XXXVI. Prałat Paweł opowiada o kupowaniu samochodu



Panowie rozmawiali o samochodach, dlatego że kolega księdza magistra Wojciecha kupił sobie właśnie Forda Mondeo z dwustrefową klimatyzacją, i wynikł spór, czy księdzu nie wystarczyłaby przypadkiem Kia z jednostrefową, no bo kto się właściwie będzie klimatyzował w tej drugiej strefie.
-          Miałem kolegę – opowiadał prałat Paweł – który dostał kiedyś na gwiazdkę taki prezent od cioci, po prostu znaczniejszą sumę. Tyle, że mógł sobie kupić samochód. Nawet dobry.
-          No i mój kolega – ciągnął prałat Paweł – poszedł do dealera takiej jednej marki. I rozmawiają, jak to faceci – czy benzynowy, czy wtrysk, jaka sprężarka, itp. I wtedy mój znajomy podnosi oczy i widzi, że przy drugim modelu wystawionym w salonie stoi dość młoda, ale nie bardzo już prawdę mówiąc, pani, która rozmawia z drugim panem sprzedawcą. Ta pani jest schowana za otwarte drzwi kierowcy tego drugiego samochodu, opiera się tak łokciem na nich, tak że widać tylko głowę i łokieć.
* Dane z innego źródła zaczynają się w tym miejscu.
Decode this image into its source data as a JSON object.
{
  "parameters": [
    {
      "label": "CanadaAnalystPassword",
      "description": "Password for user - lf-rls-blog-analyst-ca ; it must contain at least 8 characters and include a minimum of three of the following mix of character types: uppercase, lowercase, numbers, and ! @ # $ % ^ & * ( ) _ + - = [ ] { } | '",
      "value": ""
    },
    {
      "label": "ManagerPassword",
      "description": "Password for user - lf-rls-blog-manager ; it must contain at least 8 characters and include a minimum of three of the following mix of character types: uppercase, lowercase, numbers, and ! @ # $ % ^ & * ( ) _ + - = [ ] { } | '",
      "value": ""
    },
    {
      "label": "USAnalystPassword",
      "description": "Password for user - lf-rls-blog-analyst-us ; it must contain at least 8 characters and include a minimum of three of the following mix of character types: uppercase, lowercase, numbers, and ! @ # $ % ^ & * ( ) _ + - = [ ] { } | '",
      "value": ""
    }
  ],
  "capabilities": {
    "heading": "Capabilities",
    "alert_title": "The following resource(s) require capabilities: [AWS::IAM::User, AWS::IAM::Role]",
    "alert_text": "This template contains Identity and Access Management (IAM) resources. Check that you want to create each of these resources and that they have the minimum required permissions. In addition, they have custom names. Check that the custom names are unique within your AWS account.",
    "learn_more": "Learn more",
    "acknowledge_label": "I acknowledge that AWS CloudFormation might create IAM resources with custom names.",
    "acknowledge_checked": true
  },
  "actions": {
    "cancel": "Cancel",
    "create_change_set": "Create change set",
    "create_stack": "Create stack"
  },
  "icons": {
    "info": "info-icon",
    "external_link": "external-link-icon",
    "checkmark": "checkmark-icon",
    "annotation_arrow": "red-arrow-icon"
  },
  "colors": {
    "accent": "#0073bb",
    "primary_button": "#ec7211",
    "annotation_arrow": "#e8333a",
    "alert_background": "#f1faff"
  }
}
-          Kolega nie należy do fascynujących się kobiecą urodą – w sumie ksiądz z wieloletnim doświadczeniem sublimacji – ale czy to męska atmosfera salonu tak na niego podziałała, czy zapach tapicerki, grunt, że patrzy na tę panią dyskretnie, ale bez ustanku.
-          I ta pani wychodzi zza tych drzwi w pewnym momencie, i mój znajomy widzi, co było szczególnego. Otóż ta pani jest w zaawansowanej ciąży, na oko (tj. na oko kolegi) w jakimś siódmym miesiącu. Powiedzmy, w średnio zaawansowanej ciąży.
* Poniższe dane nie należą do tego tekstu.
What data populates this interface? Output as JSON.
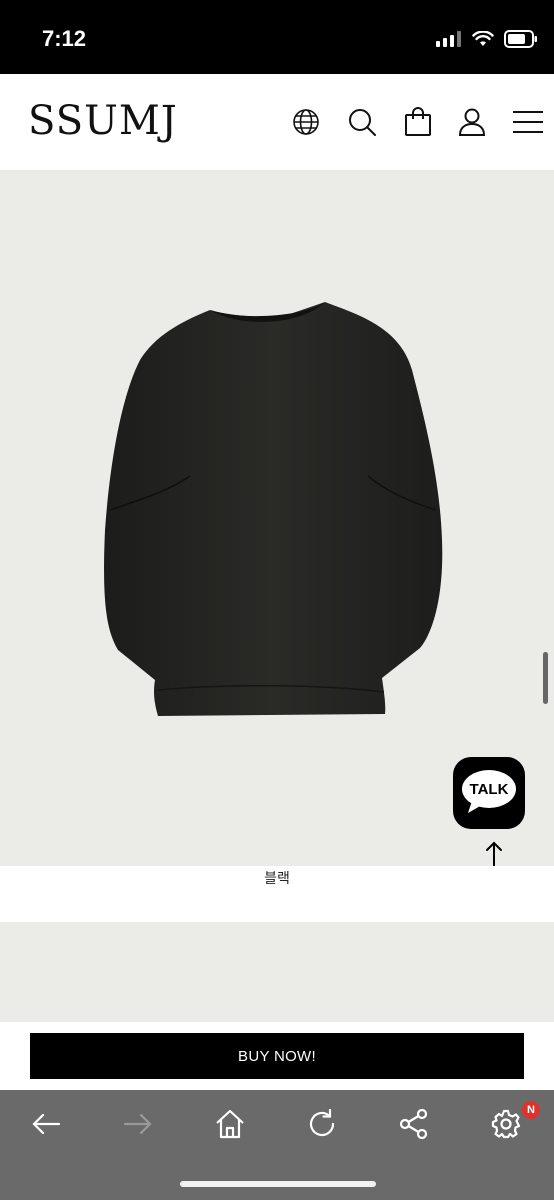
{
  "status_bar": {
    "time": "7:12"
  },
  "header": {
    "logo": "SSUMJ",
    "icons": [
      "globe-icon",
      "search-icon",
      "shopping-bag-icon",
      "user-icon",
      "menu-icon"
    ]
  },
  "product": {
    "image": "black-oversized-top",
    "color_label": "블랙"
  },
  "chat": {
    "talk_label": "TALK"
  },
  "buy_button": {
    "label": "BUY NOW!"
  },
  "toolbar": {
    "buttons": [
      "back-icon",
      "forward-icon",
      "home-icon",
      "reload-icon",
      "share-icon",
      "settings-icon"
    ],
    "badge": "N"
  },
  "colors": {
    "brand": "#000000",
    "toolbar": "#6a6a6a",
    "badge": "#e0322d",
    "product_bg": "#ebebe7"
  }
}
-          Jak znam twoje opowiadania – powiedział ojciec Jacek – to twój znajomy wyszedł stamtąd nie kupiwszy samochodu, a potem pojechał do baru i spił się w trzy dupy.

-          Prawie że, ale nie do końca – odpowiedział prałat Paweł – jeszcze kilka lat temu on pewnie tak by zrobił, ale teraz wziął się na sposób. Po prostu podszedł i zaczął z nią rozmawiać. Okazało się zresztą, że to była osoba wyznania polsko-katolickiego. A mój znajomy respektuje wszystkie wyznania oprócz polskich katolików, nie toleruje ich, muszę przyznać z przykrością – zakończył prałat Paweł.